NTPC opposes pooling of gas prices
Country’s largest power generator NTPC with a 4,000 Mw gas based capacity has opposed the proposal to pull the price of gas sold under administrative price mechanism (APM) with the prices of imported LNG in the spot market. NTPC’s letter to the power ministry said, this move will make gas dearer by at least 20 per cent and it will put existing gas based power plants in disadvantageous position compared to new one which are currently being built as they have higher efficiencies due to the new technologies.
APM gas, produced by state-run ONGC and Oil India from fields allotted to them under a nomination basis, constitutes about 30 per cent of 133 million standard cubic meters per day produced in the country.
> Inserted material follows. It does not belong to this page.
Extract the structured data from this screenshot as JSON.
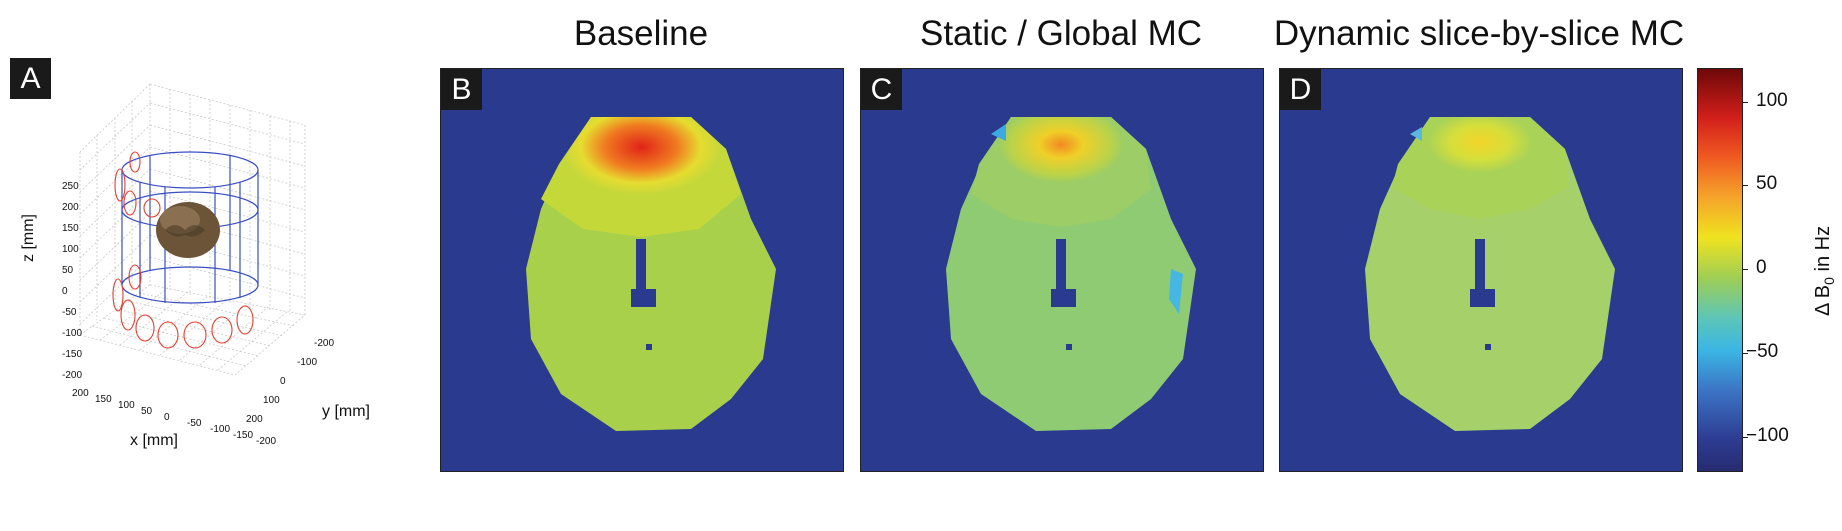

NTPC said since the pooled prices were proposed to be uniform for all customers, the existing gas-based stations would be at a disadvantage in respect of price competitiveness for scheduling of power as compared to newer stations because of a higher designed heat rate of new gas-based stations.
There will be no incentive for the LNG importers or power producers to bring LNG at a competitive price as every purchase will become part of the pool, said senior official from a power utility. According to NTPC, the cost of generation of existing gas based power stations would increase substantially as the pooled gas prices would be higher than the average gas prices under the existing contracts for these stations. Moreover, with the every new LNG contract getting pooled in future, the pooled price would further increase.